- Port Kells Location of Port Kells within Metro Vancouver
- Coordinates: 49°10′00″N 122°42′00″W﻿ / ﻿49.16667°N 122.70000°W
- Country: Canada
- Province: British Columbia
- Region: Lower Mainland
- Regional District: Metro Vancouver
- City: Surrey
- Town Centre: Guildford

Government
- • Mayor: Brenda Locke
- • MP (Fed.): Gurbux Saini (Liberal)
- • MLA (Prov.): Garry Begg (NDP)
- Time zone: UTC−8 (PST)
- • Summer (DST): UTC−7 (PDT)

= Port Kells =

Port Kells is a neighborhood of Guildford, a town center in Surrey, British Columbia. The neighborhood is located in the northeastern sector of Guildford, and is adjacent to the Fraser River and west of Walnut Grove, Langley. It has two major components: a large rural southern portion located south of Highway 1, and a section north of the highway that consists mostly of industrial parks.

==History==
Port Kells was founded in 1889 as the Township of Port Kells, and was established by two Irish pioneers, both named Henry Kells, who were brothers-in-law. It was originally intended as a port and was laid out in 1890 by the Royal Engineers. The area did not grow into the thriving town the two had intended, instead becoming mainly agricultural. The New Westminster and Southern Railway established a station in Port Kells in the late 1890s. The port was also a hub for logging operations along the Fraser River, and materials gathered at the port would be sent downriver to New Westminster.

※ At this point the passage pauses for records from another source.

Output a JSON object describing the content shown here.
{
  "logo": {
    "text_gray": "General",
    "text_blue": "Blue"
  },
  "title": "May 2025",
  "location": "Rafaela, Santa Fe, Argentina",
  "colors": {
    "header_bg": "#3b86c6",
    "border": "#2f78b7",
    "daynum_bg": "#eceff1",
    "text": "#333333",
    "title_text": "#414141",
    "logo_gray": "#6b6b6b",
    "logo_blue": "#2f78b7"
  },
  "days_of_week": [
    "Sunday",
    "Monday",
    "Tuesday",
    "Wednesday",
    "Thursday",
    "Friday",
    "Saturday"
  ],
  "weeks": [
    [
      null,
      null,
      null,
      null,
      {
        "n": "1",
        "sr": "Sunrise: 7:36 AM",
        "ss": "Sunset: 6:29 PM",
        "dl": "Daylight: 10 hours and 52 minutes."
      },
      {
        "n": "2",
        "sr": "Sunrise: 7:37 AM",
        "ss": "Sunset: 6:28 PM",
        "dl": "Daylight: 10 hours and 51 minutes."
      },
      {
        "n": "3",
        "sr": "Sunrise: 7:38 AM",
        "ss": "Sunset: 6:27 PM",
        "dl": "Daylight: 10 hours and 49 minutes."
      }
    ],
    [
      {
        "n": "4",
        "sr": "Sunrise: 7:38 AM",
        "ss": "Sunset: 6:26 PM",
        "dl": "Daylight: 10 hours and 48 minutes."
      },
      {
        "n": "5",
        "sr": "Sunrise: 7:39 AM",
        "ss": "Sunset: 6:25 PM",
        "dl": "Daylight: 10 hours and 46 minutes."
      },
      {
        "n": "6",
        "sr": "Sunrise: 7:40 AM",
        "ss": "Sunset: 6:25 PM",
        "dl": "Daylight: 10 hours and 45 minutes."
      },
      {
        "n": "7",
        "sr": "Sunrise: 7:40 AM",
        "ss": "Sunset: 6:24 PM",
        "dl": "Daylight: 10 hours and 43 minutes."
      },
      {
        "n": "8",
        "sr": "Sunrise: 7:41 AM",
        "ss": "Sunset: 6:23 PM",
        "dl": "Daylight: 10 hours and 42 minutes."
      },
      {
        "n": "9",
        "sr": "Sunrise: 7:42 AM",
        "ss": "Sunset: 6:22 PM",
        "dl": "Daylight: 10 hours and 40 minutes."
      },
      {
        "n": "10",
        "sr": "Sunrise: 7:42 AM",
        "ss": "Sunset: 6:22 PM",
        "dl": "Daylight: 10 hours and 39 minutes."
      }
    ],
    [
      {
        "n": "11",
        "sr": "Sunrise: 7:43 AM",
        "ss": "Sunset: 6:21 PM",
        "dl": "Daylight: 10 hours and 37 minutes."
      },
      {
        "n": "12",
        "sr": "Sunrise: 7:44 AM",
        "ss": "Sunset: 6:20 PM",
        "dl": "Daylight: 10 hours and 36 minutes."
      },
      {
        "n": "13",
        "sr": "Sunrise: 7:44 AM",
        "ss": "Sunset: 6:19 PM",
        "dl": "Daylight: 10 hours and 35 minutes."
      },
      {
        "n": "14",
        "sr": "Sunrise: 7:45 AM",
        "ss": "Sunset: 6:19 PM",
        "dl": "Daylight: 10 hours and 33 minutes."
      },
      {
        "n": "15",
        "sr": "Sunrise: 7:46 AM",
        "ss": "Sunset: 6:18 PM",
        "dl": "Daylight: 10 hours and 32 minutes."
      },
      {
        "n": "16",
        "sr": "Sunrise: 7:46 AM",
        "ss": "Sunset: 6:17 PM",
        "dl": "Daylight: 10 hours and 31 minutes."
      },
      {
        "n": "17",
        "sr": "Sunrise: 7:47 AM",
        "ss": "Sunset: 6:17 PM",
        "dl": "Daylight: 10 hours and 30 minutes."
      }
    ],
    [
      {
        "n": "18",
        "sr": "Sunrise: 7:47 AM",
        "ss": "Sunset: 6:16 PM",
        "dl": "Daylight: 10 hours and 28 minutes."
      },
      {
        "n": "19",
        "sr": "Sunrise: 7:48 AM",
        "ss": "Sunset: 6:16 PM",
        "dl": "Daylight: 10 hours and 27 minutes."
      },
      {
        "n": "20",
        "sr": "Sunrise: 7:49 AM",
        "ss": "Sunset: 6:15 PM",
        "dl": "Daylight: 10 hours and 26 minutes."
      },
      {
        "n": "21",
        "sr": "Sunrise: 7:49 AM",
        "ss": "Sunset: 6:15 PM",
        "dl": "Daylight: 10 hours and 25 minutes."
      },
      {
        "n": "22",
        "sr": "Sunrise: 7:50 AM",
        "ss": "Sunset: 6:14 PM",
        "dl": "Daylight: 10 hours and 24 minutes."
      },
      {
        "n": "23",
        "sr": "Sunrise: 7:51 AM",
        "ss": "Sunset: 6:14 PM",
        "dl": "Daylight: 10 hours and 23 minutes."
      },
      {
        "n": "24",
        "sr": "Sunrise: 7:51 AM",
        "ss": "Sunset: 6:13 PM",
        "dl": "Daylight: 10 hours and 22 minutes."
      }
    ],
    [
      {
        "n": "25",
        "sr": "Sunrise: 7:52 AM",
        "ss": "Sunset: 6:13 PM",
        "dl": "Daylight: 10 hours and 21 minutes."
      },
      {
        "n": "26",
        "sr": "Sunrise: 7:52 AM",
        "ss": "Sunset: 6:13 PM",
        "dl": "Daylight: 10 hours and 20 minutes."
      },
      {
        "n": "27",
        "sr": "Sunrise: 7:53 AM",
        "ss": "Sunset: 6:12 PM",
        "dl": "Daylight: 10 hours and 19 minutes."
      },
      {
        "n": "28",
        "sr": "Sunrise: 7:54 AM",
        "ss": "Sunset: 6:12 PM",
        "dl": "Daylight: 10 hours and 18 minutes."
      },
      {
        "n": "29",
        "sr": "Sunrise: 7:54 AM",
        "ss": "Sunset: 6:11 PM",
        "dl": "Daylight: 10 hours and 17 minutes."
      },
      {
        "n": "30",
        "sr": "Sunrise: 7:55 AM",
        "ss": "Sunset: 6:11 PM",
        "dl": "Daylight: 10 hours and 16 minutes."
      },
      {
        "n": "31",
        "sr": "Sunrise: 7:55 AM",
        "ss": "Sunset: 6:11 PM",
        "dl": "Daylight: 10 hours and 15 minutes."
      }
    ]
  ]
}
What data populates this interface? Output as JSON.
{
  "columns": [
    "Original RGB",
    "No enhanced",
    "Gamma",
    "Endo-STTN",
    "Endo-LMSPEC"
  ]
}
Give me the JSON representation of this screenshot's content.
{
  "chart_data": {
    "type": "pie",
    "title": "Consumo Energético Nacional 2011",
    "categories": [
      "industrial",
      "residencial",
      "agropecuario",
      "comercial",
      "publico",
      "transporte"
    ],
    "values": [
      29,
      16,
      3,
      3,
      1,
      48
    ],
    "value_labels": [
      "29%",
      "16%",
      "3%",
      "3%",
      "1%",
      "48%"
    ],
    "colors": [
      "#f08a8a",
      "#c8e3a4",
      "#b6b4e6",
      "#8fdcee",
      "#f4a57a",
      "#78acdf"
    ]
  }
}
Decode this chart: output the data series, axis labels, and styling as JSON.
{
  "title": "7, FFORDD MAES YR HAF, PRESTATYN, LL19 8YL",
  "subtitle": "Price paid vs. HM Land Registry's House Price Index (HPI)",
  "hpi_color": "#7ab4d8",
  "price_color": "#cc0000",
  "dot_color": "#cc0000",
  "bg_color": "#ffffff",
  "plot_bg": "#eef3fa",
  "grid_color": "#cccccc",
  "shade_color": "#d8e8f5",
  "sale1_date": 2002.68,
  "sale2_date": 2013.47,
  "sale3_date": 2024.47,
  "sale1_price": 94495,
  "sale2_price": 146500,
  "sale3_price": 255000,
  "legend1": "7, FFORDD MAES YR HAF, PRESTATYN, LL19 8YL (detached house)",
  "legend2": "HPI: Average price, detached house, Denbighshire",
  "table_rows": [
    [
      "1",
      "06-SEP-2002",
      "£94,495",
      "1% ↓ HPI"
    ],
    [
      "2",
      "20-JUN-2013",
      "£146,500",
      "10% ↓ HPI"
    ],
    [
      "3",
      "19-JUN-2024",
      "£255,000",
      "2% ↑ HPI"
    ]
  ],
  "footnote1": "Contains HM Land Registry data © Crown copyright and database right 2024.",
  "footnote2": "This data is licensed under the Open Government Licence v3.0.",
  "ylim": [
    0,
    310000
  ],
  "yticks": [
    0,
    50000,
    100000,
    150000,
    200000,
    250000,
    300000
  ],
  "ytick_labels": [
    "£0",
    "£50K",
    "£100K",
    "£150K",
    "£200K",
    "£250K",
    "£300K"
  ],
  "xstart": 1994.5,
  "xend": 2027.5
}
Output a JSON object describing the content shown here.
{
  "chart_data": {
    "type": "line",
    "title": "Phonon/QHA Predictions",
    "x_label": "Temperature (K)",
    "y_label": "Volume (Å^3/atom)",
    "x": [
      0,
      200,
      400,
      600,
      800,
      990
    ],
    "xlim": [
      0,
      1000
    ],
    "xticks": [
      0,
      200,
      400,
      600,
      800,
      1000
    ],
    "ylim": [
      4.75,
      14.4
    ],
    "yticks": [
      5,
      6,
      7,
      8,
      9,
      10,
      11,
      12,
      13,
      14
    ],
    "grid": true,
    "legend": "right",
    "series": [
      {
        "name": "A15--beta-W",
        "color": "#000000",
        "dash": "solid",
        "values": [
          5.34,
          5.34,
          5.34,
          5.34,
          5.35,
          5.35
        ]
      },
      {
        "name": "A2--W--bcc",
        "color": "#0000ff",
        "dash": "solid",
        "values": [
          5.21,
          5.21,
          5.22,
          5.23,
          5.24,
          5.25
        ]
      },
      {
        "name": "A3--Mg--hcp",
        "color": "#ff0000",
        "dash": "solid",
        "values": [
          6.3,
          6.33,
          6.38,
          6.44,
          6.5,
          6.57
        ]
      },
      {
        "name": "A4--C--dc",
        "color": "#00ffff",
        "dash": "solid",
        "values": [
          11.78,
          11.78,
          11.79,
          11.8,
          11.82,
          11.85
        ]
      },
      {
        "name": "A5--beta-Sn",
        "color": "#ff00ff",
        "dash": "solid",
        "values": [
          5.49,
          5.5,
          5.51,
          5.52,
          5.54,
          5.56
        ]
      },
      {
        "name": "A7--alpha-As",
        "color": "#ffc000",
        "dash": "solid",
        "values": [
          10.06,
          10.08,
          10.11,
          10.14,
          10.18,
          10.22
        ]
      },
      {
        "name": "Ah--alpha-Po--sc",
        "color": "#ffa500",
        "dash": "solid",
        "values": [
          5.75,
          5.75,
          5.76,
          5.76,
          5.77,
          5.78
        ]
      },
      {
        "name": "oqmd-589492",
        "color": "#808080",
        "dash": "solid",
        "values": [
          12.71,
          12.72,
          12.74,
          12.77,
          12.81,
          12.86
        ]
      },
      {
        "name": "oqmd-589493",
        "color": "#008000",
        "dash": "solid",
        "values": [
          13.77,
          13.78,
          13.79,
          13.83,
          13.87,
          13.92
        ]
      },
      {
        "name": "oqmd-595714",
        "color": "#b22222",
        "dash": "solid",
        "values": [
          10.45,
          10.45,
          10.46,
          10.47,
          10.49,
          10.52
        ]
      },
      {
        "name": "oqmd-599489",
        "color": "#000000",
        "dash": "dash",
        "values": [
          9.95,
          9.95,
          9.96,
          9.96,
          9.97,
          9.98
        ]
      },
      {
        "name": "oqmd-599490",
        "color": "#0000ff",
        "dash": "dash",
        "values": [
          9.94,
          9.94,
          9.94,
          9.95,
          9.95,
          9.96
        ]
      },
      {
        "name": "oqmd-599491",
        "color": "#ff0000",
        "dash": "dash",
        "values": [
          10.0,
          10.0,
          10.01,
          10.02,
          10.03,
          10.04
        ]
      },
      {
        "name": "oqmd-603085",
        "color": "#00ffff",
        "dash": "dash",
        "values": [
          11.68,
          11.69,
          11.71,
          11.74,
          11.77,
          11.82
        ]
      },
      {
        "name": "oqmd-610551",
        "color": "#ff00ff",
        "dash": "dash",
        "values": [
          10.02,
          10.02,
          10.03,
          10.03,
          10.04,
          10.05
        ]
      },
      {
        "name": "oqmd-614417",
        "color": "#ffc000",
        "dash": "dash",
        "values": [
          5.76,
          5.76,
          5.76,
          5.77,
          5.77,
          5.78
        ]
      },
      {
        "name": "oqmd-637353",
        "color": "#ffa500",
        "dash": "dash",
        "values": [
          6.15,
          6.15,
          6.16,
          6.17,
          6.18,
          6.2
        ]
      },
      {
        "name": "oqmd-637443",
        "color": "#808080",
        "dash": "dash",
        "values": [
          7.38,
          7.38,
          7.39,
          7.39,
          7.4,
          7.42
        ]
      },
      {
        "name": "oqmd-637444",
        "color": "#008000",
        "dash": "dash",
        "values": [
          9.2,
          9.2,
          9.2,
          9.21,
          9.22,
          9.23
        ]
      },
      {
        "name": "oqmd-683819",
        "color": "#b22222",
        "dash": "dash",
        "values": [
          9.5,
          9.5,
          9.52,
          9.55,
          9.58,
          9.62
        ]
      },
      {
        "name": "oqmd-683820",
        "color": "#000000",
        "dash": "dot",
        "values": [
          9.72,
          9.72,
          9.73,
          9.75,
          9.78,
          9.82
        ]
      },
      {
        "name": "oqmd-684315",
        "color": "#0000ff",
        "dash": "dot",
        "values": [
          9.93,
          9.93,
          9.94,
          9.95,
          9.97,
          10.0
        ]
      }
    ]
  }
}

In 1914, the Great Northern Railway sold its section from Hazelmere to Port Kells to the Canadian Northern Railway, and the area struggled.

In the early 1960s, the Trans-Canada Highway was built through Port Kells. Since the 1970s, the highway has provided a neat distinction between the industrial northern portion and the rural and residential southern portion of the community.

==Development==
Industrial developments in North Port Kells occurred after 1970. In 2005, plans surfaced for development of the neighborhoods southern portion, which called for a mix of residential, commercial, and industrial uses from its present rural condition.